I'm not trying to get on a soapbox and demonize the friend who gave me this criticism because he's entitled to his opinion and to be honest, it isn't so much him that I'm frustrated with, it's the school of thought working behind the scenes of his comment. One thing he called into question was my use of narration and how it wasn't "right." It was too "biased" and should have been more distant from the characters and their emotions. Thing is, what he described is only one kind of narrative style, or Point of View. It just so happens it was one of several that I decided I didn't want to use. And that's where the real stinger is. Of all the things he critiqued me on, and there were several, which, fair game, the assertion that the narrative voice "has" to be anything is what struck the bullshit-cord with me. What the "Literati" (term coined by the lovely Thomas Shippey), don't want the public to know is that there aren't any "rules" to writing. There isn't a right or wrong way to do it. There are guidelines that are generally considered good ideas for a book to be popular, or even coherent, like having a plot, a protagonist, a goal to be reached, and maintaining some sort of POV or verb tense throughout. But even those guidelines get played with, bent to the author's purpose and vision. The first author to ever try presenting an anti-hero as the protagonist; how much shit do you think he caught? Oh, this protagonist isn't the virtuous saint we've all come to expect, ergo, you're doing it wrong.

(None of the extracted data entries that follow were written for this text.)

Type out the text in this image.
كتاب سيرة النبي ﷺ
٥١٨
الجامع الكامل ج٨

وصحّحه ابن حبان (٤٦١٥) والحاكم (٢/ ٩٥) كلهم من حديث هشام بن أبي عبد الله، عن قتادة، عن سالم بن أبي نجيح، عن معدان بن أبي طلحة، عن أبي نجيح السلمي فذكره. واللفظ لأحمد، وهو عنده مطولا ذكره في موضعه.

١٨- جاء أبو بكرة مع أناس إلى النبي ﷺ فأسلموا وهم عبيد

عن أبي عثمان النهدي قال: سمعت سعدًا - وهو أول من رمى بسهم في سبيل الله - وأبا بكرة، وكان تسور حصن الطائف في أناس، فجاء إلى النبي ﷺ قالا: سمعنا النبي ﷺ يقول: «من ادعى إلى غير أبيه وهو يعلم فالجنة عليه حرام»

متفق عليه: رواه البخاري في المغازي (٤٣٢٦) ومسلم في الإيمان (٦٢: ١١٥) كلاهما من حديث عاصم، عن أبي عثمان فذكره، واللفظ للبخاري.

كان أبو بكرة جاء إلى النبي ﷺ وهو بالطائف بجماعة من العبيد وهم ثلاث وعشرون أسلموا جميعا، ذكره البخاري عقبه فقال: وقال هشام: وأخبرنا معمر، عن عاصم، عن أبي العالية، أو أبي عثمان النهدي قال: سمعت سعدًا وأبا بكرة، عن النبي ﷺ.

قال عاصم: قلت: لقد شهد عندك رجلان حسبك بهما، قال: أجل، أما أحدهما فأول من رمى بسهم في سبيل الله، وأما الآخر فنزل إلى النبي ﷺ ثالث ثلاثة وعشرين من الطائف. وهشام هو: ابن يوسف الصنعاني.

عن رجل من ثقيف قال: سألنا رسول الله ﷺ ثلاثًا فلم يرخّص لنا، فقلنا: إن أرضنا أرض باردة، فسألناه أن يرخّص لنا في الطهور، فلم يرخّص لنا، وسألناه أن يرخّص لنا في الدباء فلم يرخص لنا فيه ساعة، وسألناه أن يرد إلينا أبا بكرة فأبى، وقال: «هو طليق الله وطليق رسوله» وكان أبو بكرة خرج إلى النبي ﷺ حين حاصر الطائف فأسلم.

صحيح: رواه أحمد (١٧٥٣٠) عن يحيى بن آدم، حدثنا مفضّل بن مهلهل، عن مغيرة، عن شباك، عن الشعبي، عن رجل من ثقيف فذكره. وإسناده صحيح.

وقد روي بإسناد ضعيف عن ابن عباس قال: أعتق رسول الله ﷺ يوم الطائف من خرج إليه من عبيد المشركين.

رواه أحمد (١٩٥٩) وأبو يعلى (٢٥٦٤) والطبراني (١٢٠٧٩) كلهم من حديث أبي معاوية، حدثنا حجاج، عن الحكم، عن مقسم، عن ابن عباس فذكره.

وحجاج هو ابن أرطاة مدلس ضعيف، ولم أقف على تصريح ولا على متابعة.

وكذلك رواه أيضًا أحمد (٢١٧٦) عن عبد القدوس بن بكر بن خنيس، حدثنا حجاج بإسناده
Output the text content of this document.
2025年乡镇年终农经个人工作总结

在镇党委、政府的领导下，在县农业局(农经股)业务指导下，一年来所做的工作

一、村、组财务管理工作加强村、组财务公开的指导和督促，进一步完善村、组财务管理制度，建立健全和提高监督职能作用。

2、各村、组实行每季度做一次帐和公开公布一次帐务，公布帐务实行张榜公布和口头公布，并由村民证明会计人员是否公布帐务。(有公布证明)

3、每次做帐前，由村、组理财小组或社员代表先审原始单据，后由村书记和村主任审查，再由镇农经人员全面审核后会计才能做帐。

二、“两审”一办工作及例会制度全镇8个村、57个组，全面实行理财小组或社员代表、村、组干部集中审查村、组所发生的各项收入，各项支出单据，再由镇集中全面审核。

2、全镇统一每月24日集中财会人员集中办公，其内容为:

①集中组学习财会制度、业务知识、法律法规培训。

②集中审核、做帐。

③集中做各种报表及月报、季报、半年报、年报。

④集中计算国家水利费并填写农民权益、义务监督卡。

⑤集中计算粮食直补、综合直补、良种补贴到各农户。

Fuck that, I say. I'm not "doing" anything "wrong." These people are reading wrong. Instead of letting literature change their minds and open new ways not only of viewing certain ideas or culture, but more fundamentally, how stories are told, they just try and cram every book they read into the same "one-size-fits-all" box and get pissed if parts of it are stuck hanging out over the sides. As a woman who struggles regularly to buy clothes off the rack in almost any department store, I am qualified to say "one-size-fits-all" is a lie. It is crap of the dumbest, most ham-fisted order. If stuff doesn't fit in your box, expand the box. Or do away with it altogether. Or just draw an outline of the box in the sand and study how different stories operate within, around, or outside of those lines. Y'know, like a true goddamn scholar would.

This irritation has gone well beyond a writer being exasperated about an arrogantly-made comment on her work, and has ballooned grotesquely into a dismayed reflection on the Literary Elite and how regardless of the changing years and the shifting of literary movements and ideals, there will always and forever be that smug condescension of the people who "know better." The "Oh, I've read Aldous Huxely and George Orwell and George R.R. Martin, and I know what a book should be." And I don't mean to accuse my friend of being part of this Literati, but he is a result of this school of thinking; that just because a book is a classic or its popular, that the writers of such are somehow "doing it right," and they the reader have discovered the secret of writing by extension and feel qualified to let you know about it.

It's easy to know better when you don't have the balls to create it yourself. You try putting an intense amount of feeling and patience and thought and hope into something you love and then have simpering fuckwits sing-song "You're not doing it right" in your face. Oh that's right, you can't handle that sort of scrutiny. That's why you "know better."